For the 2005–06 season, the New Jersey Nets acquired McInnis, a free agent, mainly to back up star point guard Jason Kidd. McInnis played limited minutes, and tore left-knee cartilage on January 15, resulting in significant missed significant time.

Ahead of his return for the 2006 playoffs, the Nets kept McInnis inactive. The team's attempts to negotiate a contract buyout or a trade before the new season were unsuccessful, leaving McInnis in limbo -- on the roster but exiled -- early in the 2006–07 season.

On January 3, 2007, the Charlotte Bobcats received McInnis from the Nets in a trade for Bernard Robinson and cash considerations.

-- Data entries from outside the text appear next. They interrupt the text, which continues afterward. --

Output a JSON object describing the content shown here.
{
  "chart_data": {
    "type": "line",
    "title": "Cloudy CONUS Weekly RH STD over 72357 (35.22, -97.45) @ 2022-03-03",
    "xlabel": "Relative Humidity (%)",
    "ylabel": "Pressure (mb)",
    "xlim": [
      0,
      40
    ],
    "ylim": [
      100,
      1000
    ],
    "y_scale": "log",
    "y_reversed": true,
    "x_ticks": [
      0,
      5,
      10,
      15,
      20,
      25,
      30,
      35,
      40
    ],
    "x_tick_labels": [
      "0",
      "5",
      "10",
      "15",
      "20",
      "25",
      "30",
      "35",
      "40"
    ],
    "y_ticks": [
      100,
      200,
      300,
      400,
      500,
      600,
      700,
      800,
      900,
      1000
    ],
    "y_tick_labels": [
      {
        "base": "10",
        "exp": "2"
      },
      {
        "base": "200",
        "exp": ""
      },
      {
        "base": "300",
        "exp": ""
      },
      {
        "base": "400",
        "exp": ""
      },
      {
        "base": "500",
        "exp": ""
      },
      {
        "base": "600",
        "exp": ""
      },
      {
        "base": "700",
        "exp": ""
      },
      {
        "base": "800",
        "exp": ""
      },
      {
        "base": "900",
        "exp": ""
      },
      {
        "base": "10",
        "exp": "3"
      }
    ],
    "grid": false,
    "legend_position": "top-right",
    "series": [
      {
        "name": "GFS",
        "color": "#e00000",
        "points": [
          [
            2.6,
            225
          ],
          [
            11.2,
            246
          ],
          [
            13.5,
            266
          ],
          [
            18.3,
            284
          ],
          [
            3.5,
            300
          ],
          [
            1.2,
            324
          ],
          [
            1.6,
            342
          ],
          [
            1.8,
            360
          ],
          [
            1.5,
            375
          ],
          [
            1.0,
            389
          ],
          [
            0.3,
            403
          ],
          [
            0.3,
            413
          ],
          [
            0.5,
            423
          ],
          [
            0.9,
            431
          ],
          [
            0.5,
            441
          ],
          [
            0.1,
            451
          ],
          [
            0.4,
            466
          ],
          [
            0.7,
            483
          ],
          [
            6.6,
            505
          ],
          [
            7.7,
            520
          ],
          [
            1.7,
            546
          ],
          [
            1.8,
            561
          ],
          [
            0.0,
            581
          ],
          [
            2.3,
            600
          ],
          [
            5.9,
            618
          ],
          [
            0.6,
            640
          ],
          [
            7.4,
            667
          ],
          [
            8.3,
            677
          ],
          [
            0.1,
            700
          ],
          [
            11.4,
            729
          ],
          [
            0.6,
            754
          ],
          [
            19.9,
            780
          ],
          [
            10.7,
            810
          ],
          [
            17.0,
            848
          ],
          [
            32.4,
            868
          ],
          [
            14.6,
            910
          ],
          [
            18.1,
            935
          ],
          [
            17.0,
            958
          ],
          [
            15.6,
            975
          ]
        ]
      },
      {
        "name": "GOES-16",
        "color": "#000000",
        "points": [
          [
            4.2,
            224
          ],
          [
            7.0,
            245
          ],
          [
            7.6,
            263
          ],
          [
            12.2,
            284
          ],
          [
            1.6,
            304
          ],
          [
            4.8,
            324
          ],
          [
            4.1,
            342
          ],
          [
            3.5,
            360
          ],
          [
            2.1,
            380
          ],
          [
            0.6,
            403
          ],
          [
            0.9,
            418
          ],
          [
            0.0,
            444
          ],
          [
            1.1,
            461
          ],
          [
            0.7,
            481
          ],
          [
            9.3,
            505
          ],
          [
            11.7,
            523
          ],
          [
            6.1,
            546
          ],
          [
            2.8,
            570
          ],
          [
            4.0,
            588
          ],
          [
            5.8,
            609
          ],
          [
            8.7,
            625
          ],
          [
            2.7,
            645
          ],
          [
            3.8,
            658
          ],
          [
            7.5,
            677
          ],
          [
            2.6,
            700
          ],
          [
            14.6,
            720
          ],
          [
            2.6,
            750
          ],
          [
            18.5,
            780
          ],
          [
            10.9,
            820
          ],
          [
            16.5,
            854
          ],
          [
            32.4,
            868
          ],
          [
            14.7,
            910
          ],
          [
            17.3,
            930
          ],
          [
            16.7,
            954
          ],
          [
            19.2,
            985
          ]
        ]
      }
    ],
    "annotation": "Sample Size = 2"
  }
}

McInnis, who would play 38 games for Charlotte, averaging 4.3 points and 3.3 assists per game, was waived by the Bobcats on February 29, 2008.

== Coaching career ==
In 2009, McInnis founded the AAU organization Team Charlotte. In 2015, he won the 17U National Coach of the Year honors. In 2019, he became national head basketball coach at Combine Academy in Lincolnton, North Carolina. His time there ended in 2022.

In April 2024 Chris Mack hired McInnis as an assistant coach for the Charleston Cougars, his first collegiate coaching position.

On December 2, 2025, McInnis and the College of Charleston mutually agreed to part ways. His position on the team will be filled at the conclusion of the 2025-2026 season.